I would like to build and test my application within a CICD process. In order to reduce costs, I want to run the build and test as two separate jobs on two different machines. The build should only have a CPU, and the test will have a GPU as well. The base image is from nvidia/cuda
. The problem is that the cuda libraries seem to only be available when using the nvidia docker runtime. I get the following warnings and errors when running without nvidia runtime:
/usr/bin/ld: warning: libcuda.so.1, needed by mylib.so, not found (try using -rpath or -rpath-link)

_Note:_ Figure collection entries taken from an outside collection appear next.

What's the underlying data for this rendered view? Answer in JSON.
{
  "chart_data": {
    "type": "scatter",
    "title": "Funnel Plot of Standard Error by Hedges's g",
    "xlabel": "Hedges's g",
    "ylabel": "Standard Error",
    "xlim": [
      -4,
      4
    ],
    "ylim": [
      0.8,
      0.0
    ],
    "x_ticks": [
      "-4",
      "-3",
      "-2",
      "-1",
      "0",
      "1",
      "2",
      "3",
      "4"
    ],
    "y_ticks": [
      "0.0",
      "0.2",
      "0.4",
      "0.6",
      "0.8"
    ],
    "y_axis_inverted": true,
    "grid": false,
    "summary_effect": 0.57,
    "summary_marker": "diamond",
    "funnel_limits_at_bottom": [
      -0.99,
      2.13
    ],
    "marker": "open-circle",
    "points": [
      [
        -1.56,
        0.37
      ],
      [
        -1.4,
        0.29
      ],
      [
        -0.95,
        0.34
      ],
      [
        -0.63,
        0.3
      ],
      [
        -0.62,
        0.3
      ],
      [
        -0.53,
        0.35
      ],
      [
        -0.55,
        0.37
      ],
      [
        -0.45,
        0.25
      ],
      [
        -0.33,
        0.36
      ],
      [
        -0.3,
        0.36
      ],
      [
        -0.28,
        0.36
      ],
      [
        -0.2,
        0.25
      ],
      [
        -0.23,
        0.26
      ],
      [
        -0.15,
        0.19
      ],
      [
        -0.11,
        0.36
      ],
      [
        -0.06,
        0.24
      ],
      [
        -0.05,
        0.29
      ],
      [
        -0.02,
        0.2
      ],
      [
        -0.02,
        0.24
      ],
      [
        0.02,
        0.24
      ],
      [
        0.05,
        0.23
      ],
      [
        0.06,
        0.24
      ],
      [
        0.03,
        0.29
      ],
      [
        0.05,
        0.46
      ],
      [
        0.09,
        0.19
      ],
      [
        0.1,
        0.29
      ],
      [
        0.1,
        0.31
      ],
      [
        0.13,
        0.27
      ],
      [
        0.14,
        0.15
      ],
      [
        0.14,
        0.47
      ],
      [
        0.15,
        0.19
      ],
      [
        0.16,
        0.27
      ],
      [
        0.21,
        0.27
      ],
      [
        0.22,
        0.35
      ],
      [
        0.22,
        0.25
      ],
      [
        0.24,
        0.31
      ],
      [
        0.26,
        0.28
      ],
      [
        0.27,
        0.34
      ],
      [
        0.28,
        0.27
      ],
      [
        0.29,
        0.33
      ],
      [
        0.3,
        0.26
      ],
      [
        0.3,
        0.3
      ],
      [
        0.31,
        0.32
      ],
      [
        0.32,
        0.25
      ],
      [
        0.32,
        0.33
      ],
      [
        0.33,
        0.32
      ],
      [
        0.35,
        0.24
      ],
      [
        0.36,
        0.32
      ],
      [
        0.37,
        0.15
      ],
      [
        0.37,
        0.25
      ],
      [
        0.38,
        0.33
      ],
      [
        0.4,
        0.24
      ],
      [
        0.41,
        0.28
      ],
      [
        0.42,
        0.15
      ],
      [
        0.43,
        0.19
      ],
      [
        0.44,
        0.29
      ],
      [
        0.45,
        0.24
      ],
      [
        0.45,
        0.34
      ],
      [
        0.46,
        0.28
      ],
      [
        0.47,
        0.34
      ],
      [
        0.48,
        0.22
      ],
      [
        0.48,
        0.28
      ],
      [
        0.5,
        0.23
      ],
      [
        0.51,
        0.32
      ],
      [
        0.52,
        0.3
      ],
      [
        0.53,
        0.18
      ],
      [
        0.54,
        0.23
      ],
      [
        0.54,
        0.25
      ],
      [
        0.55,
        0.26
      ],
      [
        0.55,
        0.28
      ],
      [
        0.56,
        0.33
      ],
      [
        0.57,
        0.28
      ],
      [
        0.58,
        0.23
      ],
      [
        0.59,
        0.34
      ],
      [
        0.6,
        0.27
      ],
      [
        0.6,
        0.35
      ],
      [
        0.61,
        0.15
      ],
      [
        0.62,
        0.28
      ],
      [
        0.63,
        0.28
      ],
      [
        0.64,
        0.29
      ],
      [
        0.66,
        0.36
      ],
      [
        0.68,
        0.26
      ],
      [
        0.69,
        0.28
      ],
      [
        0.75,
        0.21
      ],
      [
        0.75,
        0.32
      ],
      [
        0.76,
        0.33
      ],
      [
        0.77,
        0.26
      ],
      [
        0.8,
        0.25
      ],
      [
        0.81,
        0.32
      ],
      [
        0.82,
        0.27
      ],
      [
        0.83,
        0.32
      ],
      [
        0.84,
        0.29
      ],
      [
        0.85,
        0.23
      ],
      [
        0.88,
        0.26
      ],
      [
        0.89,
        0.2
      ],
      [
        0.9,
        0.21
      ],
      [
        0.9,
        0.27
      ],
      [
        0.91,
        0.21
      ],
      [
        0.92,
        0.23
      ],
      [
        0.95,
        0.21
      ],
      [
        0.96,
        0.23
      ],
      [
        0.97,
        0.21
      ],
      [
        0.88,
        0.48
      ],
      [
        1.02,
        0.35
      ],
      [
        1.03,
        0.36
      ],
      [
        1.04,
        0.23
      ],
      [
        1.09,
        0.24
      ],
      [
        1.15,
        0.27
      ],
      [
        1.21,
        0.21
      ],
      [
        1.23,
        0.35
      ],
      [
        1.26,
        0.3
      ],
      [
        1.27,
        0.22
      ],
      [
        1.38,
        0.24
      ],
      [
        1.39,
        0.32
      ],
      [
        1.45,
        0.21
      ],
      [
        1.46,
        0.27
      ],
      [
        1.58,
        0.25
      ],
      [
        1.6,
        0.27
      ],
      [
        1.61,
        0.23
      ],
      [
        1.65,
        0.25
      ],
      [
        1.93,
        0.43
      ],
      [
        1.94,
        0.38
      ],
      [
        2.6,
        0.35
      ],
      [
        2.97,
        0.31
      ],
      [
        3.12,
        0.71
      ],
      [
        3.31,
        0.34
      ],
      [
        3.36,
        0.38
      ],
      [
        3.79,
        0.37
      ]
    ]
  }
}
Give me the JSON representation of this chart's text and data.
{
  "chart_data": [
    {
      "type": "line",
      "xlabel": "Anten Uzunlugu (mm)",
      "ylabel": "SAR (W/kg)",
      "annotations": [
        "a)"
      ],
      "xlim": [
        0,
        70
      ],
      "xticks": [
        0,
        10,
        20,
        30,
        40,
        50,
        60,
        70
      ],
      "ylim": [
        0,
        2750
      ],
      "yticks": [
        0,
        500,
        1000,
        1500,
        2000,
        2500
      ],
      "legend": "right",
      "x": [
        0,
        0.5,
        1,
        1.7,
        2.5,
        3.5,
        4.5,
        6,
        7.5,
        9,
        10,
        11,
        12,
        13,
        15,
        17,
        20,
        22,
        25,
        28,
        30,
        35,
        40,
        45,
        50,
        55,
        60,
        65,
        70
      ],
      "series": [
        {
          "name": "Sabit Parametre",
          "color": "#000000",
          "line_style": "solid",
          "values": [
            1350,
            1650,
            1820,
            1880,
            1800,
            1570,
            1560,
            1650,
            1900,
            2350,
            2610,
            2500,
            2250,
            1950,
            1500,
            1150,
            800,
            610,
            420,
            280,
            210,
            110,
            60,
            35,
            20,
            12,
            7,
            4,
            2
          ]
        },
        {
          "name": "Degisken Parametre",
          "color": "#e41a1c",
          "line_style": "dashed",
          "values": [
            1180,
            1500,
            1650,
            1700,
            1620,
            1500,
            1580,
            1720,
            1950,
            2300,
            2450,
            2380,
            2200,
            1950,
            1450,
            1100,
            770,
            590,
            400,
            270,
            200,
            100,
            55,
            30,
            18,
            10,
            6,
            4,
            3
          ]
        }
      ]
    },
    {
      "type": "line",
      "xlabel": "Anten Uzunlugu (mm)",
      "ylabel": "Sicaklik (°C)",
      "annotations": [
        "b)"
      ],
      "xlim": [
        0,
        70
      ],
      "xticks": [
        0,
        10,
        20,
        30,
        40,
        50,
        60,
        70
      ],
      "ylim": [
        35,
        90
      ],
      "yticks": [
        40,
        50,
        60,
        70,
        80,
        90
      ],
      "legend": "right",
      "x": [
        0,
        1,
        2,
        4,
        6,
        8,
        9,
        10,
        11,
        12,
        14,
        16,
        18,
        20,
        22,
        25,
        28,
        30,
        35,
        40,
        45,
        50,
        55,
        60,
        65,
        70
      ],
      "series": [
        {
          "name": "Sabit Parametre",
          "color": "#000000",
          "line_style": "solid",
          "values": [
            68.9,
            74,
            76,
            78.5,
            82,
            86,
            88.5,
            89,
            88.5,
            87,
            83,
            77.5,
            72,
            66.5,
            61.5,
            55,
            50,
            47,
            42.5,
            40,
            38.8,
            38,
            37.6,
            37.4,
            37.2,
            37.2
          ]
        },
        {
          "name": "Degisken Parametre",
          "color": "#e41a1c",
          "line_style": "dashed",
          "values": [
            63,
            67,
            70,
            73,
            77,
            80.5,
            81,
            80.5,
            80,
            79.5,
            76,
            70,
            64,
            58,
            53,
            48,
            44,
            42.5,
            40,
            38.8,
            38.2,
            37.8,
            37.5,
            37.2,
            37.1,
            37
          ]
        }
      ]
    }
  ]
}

/usr/bin/ld: warning: libnvidia-ml.so.1, needed by mylib.so, not found (try using -rpath or -rpath-link)
/usr/bin/ld: mylib.so: undefined reference to `nvmlInit_v2'
/usr/bin/ld: mylib.so: undefined reference to `cuGetErrorString'
/usr/bin/ld: mylib.so: undefined reference to `nvmlSystemGetDriverVersion'
/usr/bin/ld: mylib.so: undefined reference to `nvmlDeviceGetArchitecture'
/usr/bin/ld: mylib.so: undefined reference to `nvmlDeviceGetCount_v2'
/usr/bin/ld: mylib.so: undefined reference to `cuCtxPushCurrent_v2'
/usr/bin/ld: mylib.so: undefined reference to `cuStreamSynchronize'
/usr/bin/ld: mylib.so: undefined reference to `cuCtxPopCurrent_v2'
/usr/bin/ld: mylib.so: undefined reference to `cuCtxCreate_v2'
/usr/bin/ld: mylib.so: undefined reference to `cuDeviceGetCount'
/usr/bin/ld: mylib.so: undefined reference to `cuMemcpy2DAsync_v2'
/usr/bin/ld: mylib.so: undefined reference to `nvmlDeviceGetHandleByIndex_v2'
/usr/bin/ld: mylib.so: undefined reference to `cuCtxGetCurrent'
I am able to successfully build this library on a gpu machine with the same docker container by adding --gpus all
to docker run command, and on that same gpu machine removing it gets the same errors above.
Is there a way to have libcuda
, libnvidia-ml
, etc. be available inside the docker container when the host does not have access to a GPU. Again I don't want to actually run the application on the build machine, it will be copied to another machine that does have a GPU for testing.
Turns out the cuda docker image has a set of stub libraries for this exact purpose. They are in /usr/local/cuda/lib64/stubs
. I was unable to get cmake to find them, so a symlink did the trick.